Arrived at Liverpool Street station, they entered a four-wheeler, and trundled slowly off to Cannon Street. Christobel had imagined four-wheelers to be obsolete; but the Professor dismissed her suggestion of a taxi, as being "a needlessly rapid mode of progression, indubitably fraught with perpetual danger," and proceeded to hail the sleepy and astonished driver of a four-wheeled cab.

(Oh, Boy dear, what would you have said to that four-wheeler – you dear record-breaking, speed-limit-exceeding, astonishingly rapid Boy? That ancient four-wheeler, trundling past the Bank of England, the Royal Exchange, the Mansion House, up King William Street, and round into Cannon Street, endlessly blocked, continually pulling up; then starting on, only to be stopped again; and your Belovèd inside it, Boy dear, looking out of the ramshackle old window, in a vain endeavour to see something of the London you had planned to show her in your own delightful extravagant way. Oh, Boy dear, keep out of this! It is not your show. This four-wheeler has been hailed and engaged by the Professor. The lady within is the bride of the Professor. Hands off, Boy!)

They drew up, for a few minutes, outside a bookseller's in New Broad Street, on the left-hand side, just after they had trundled into it – a delightful little place, crammed, lined, almost carpeted, with books.

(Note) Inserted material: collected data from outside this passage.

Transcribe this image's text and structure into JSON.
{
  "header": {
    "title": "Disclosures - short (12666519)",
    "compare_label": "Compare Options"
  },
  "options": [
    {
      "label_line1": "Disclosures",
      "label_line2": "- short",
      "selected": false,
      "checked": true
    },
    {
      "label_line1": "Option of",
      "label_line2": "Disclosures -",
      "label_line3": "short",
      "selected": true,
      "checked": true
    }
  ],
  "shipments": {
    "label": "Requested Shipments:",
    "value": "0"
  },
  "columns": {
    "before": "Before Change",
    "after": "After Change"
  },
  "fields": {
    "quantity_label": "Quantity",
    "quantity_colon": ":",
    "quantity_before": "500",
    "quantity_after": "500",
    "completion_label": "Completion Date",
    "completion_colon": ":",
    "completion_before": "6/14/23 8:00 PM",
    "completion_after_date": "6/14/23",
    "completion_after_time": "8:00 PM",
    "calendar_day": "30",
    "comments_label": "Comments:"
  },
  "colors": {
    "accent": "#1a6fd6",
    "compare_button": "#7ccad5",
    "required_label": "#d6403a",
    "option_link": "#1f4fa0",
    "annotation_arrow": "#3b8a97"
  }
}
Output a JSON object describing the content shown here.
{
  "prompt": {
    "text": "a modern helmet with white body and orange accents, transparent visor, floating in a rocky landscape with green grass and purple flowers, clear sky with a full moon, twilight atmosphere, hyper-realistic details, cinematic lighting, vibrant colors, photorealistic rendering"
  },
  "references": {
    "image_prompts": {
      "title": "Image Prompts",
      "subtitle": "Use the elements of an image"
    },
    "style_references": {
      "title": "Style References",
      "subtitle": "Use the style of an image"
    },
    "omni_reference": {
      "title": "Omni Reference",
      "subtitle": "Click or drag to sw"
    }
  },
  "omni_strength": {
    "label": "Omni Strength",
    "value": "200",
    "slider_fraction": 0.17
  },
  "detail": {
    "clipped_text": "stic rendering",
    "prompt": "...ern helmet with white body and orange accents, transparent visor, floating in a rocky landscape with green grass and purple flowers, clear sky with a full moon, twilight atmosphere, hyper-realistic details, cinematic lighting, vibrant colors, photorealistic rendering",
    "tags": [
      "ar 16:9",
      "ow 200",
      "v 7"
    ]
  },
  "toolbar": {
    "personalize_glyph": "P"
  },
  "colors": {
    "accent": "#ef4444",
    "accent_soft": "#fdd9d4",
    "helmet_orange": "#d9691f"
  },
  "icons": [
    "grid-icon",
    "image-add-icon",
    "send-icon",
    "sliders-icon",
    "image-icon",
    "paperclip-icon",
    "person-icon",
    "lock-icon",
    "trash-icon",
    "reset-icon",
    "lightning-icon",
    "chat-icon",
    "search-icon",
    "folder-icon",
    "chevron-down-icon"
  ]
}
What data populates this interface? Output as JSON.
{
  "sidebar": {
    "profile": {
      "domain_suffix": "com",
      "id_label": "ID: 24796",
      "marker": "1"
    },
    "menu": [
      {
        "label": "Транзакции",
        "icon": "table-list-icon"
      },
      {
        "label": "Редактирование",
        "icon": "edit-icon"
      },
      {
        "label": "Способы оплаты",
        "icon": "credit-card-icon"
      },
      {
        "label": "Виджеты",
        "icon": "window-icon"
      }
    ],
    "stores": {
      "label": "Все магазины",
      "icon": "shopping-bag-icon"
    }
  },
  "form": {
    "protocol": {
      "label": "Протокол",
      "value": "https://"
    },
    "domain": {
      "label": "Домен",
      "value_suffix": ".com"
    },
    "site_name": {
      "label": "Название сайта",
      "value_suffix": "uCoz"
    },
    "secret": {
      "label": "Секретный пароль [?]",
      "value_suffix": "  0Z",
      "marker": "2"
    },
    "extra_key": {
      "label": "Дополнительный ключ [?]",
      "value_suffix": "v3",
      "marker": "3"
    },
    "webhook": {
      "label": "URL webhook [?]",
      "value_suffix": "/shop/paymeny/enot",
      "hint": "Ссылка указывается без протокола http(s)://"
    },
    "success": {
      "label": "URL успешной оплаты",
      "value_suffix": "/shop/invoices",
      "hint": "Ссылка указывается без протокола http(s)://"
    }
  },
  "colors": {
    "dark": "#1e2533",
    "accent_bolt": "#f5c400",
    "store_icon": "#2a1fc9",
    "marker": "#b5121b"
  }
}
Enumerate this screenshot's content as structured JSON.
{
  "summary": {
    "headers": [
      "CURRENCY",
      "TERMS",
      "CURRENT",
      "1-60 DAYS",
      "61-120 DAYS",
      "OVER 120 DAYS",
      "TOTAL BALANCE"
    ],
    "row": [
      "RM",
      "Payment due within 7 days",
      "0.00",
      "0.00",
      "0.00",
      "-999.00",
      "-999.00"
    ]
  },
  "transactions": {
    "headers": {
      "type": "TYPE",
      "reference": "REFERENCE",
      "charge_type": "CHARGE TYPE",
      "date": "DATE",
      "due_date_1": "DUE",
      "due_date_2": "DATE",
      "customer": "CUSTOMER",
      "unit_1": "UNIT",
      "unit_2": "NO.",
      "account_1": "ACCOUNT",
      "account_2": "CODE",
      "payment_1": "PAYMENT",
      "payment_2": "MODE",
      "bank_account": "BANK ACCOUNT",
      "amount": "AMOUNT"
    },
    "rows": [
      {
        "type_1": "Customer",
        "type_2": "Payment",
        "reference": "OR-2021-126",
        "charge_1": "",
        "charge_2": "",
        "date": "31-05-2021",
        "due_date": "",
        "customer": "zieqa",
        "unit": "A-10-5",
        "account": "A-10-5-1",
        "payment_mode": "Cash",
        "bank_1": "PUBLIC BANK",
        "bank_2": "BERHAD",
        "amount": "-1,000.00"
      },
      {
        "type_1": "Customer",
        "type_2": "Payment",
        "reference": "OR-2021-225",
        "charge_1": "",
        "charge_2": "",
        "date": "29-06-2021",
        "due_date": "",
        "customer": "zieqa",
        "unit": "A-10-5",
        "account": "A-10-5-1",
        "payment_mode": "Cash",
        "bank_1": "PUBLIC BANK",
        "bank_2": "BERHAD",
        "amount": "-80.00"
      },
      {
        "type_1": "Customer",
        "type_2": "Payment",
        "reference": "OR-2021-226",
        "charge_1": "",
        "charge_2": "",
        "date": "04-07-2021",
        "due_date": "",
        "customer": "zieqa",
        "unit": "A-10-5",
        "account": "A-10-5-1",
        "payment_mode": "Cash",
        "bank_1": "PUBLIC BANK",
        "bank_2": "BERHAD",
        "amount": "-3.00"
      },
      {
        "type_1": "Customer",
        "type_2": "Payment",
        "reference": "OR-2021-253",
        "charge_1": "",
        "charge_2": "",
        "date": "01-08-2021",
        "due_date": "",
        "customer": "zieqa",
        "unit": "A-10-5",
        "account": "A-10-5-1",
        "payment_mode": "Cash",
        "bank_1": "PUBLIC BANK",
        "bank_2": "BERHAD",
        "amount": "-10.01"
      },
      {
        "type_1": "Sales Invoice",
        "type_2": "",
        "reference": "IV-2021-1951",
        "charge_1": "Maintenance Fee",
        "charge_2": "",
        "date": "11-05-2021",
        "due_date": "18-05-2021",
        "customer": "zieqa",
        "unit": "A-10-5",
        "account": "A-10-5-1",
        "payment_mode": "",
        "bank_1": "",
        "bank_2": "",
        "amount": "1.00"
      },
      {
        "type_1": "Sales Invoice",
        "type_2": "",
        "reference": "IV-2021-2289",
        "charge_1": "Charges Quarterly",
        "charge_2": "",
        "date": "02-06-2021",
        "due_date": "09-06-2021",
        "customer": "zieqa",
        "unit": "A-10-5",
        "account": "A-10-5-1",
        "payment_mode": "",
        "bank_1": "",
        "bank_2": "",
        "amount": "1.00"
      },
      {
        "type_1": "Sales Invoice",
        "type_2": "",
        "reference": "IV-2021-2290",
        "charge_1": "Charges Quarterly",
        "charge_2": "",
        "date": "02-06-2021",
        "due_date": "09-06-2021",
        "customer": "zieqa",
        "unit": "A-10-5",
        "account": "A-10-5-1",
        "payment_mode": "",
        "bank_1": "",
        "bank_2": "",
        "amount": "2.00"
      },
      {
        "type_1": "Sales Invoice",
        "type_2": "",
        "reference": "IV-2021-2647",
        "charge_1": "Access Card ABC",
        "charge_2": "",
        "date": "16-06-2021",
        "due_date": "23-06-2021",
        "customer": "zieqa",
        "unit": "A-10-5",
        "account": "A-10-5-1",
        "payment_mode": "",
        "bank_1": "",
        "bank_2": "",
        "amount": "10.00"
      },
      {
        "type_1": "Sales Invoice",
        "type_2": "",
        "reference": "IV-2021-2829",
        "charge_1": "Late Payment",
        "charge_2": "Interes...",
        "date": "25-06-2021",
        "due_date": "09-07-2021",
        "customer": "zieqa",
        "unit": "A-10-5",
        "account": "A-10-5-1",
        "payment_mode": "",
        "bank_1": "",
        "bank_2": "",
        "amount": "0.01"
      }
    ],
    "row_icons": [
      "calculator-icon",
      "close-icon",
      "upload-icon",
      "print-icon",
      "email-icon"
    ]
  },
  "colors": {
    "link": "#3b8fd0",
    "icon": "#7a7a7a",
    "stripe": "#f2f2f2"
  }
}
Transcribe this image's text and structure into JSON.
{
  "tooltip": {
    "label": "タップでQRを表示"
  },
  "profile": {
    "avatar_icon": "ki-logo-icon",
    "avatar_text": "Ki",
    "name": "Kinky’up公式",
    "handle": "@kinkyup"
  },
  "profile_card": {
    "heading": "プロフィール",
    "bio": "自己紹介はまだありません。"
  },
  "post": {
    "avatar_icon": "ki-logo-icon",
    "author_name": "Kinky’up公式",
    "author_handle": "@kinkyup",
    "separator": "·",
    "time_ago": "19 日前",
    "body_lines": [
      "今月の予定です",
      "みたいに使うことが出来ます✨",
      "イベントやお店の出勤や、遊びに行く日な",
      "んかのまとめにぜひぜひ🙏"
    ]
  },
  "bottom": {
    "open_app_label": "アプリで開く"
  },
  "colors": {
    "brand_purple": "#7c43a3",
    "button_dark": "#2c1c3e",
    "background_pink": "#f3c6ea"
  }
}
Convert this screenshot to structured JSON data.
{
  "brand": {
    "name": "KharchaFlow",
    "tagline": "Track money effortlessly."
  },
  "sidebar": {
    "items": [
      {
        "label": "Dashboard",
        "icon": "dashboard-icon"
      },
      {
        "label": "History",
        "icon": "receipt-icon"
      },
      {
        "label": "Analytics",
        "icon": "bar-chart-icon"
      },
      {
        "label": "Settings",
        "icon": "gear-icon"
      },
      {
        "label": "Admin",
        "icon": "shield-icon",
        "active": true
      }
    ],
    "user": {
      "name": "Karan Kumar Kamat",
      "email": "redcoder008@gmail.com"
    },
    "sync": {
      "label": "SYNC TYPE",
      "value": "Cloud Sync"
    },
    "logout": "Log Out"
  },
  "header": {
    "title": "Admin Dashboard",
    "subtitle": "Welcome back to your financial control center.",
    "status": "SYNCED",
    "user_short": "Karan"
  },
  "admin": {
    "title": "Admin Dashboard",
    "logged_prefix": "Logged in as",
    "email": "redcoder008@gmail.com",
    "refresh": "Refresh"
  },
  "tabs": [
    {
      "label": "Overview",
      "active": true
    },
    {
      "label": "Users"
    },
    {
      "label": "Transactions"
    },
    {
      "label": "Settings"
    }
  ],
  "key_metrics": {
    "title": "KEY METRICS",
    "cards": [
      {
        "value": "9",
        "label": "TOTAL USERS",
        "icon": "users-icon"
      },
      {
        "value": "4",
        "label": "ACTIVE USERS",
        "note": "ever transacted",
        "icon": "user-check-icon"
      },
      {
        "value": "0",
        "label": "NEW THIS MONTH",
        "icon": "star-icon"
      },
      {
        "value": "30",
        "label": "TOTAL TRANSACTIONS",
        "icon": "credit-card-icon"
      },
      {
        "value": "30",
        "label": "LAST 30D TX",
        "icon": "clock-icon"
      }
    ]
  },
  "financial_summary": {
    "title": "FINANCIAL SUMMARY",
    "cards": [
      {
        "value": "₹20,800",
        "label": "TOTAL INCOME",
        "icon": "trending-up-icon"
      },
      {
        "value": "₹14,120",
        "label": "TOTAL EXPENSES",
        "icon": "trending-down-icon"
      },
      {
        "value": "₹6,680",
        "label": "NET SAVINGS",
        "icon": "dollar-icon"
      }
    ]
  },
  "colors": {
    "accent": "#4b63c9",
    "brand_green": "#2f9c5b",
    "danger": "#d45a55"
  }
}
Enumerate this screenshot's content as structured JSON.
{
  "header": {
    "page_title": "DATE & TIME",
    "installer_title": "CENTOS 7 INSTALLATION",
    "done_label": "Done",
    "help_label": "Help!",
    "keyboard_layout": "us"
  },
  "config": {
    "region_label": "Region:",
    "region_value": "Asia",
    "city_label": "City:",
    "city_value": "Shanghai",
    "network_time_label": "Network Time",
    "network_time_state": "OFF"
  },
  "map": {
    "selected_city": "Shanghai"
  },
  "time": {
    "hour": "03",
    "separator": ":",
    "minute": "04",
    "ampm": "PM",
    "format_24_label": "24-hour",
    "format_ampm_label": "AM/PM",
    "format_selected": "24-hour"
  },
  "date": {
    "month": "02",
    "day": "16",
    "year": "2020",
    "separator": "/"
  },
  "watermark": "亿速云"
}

The Professor plunged in, upsetting a pile of magazines in his hasty entrance through the narrow doorway. Here he always found precisely the book he happened to be requiring for his latest research. With an incoherent remark to the proprietor, who advanced to meet him, the Professor became immediately absorbed, in a far corner of the shop, oblivious of his cab, his bride, and his train. Christobel had followed him, and stood, a dignified, but somewhat lonely figure, just within the doorway. She had been to this shop with her father, during his lifetime, on several occasions, and had since often written for books. The bookseller came forward. He was a man possessed of the useful faculty of remembering faces and the names appertaining to them. Also he had cultivated the habit of taking an intelligent interest in his customers. But he did not connect this beautiful waiting figure, with the absorbed back of the Professor.